Madam, - Recent coverage of the alcohol issue in Ireland in The Irish Times and other media has been characterised by hysterical over-reaction rather than mature analysis. This is perhaps best exemplified by your Editorial of April 26th calling for a ban on alcohol advertising.
The Irish drinks industry has never tried to deny there is serious misuse of alcohol in Ireland. Indeed the industry has been to the forefront of attempts to deal with the problem. But obscuring the facts with dramatic headlines does no service.
For example, the popular perception is that alcohol consumption continues to rise; in reality, both per capita and per adult consumption in 2004 were below the levels recorded in 2000.
And the popular perception is of a malevolent industry hell-bent on using advertising to push its products. But the reality is that the industry itself voluntarily initiated a code of practice to police alcohol-related advertising in conjunction with the advertising bodies and media owners (TV, radio, newspapers, poster and cinema). This initiative has led to a significant decline in the number of complaints made about ads for alcohol.
The media certainly have a role in reinforcing this image of a malevolent industry - not least in their willing use of the pejorative term "binge drinking". In fact binge drinking has such a narrow definition that it applies equally to a middle-aged couple spending a Saturday night in a restaurant consuming two bottles of wine between them over the course of a four-hour meal and a couple of young teenagers drinking on the side of the street with the sole intention of getting drunk. Hardly comparable scenarios.

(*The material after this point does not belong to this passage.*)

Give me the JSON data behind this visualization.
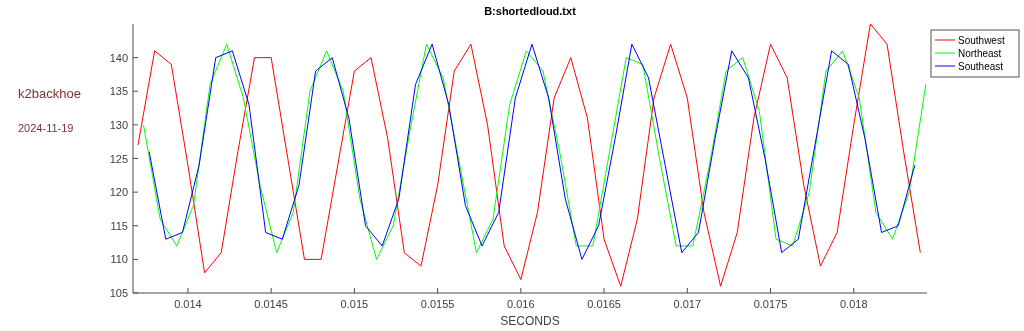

But of course, if the debate about alcohol abuse in general and the power of advertising in particular was more honest, surely we would ask why Ireland's problems with young people and alcohol are mirrored so closely by its problems with young people and illegal drugs - when to my knowledge there are no ads for illegal drugs in the Irish media. - Yours, etc,
DICK DUNNE, Chairman, Drinks Industry Group of Ireland, Dublin 2.